In theory, the simplex method is not known to be polynomial-time, and it is likely that indeed it is not. Some variants of the simplex method have been proven to take exponential time in some worst cases (Klee-Minty cubes). What solvers implement could be said to be one such variant ("steepest-edge pricing"), but because solvers have tons of heuristics and engineering, and also because they work in floating-point arithmetic... it's difficult to tell for sure.

In practice, the main alternative is interior-point (aka. barrier) methods which, contrary to the simplex method, are polynomial-time in theory. They are usually (but not always) faster, and their advantage tends to increase for larger instances. The problem is that they are converging numerical algorithms, and with floating-point arithmetic they never quite 100% converge. By contrast, the simplex method is a combinatorial algorithm, and the numerical errors it faces should not accumulate. As a result, good solvers perform "crossover" after interior-point methods, to get a numerically clean optimal solution. Crossover is a combinatorial algorithm, like the simplex method. Unlike the simplex method though, crossover is polynomial-time in theory (strongly so, even). However, here, theory and practice diverge a bit, and crossover implementations are essentially simplified simplex methods. As a result, in my opinion, calling iterior-point + crossover polynomial-time would be a stretch.

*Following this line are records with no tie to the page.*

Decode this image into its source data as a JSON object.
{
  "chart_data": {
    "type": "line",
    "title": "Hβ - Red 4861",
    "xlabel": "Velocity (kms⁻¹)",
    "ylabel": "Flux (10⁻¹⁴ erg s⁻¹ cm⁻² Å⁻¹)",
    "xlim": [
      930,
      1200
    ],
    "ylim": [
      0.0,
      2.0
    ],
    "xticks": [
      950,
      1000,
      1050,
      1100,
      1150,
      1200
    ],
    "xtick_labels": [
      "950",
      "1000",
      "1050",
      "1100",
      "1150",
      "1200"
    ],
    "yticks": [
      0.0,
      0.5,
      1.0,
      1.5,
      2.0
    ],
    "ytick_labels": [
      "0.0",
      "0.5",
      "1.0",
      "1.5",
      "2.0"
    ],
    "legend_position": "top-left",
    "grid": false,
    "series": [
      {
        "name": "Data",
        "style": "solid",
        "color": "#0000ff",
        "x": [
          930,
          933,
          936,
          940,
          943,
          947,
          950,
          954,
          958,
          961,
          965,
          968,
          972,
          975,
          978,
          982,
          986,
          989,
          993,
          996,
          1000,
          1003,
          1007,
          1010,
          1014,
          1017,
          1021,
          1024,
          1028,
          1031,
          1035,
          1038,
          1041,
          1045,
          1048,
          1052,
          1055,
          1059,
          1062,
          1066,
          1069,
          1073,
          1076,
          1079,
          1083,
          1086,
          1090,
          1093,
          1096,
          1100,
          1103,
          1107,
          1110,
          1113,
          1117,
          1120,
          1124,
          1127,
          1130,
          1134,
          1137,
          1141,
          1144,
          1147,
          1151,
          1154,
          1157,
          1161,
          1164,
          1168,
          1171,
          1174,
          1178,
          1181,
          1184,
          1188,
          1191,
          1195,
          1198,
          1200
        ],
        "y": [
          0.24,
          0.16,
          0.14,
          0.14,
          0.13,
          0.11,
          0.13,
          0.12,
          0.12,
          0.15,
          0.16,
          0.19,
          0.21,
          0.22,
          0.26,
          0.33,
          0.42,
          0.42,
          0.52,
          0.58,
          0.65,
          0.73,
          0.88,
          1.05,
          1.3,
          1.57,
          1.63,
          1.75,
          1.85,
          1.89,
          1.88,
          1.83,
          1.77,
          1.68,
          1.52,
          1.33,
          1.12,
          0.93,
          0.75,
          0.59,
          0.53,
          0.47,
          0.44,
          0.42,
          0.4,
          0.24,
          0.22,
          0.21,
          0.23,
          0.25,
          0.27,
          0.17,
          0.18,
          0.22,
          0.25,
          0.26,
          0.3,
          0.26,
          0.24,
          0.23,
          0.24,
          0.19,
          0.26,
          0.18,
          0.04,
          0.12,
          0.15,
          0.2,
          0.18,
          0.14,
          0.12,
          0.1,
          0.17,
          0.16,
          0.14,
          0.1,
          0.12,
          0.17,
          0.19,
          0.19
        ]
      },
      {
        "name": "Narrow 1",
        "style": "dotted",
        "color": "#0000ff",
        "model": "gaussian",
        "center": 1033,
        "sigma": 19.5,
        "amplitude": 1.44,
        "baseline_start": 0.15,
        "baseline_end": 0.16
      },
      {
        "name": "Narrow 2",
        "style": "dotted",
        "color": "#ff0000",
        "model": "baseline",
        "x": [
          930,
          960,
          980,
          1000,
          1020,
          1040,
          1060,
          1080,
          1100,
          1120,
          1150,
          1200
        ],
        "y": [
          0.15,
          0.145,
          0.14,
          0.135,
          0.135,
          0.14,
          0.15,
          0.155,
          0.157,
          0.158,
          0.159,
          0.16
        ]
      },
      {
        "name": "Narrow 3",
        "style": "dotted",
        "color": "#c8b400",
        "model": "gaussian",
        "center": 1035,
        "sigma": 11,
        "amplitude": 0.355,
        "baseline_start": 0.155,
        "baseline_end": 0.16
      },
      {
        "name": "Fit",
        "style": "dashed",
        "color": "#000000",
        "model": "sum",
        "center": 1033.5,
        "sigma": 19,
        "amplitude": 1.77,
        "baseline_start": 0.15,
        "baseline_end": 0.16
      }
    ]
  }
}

Still, for large problems, we can expect iterior-point + crossover to be faster than the simplex method, by a factor 2x to 10x.

There is also first-order methods, which are getting much attention lately. However, in my experience, you should only use that if you are willing to tolerate huge constraint violations in the solution, and wildly suboptimal solutions. Their main use case is when other solvers need too much RAM to solve your instance.

underanalyzer•10mo ago
Very interesting! Thanks for the reply. I wonder if they tried these other solvers and decided they were either too slow b/c their problems were too small or the answers were too inaccurate
Onavo•10mo ago
The most interesting question is how you scrape the prices. The cloudprovider really need to provide an API.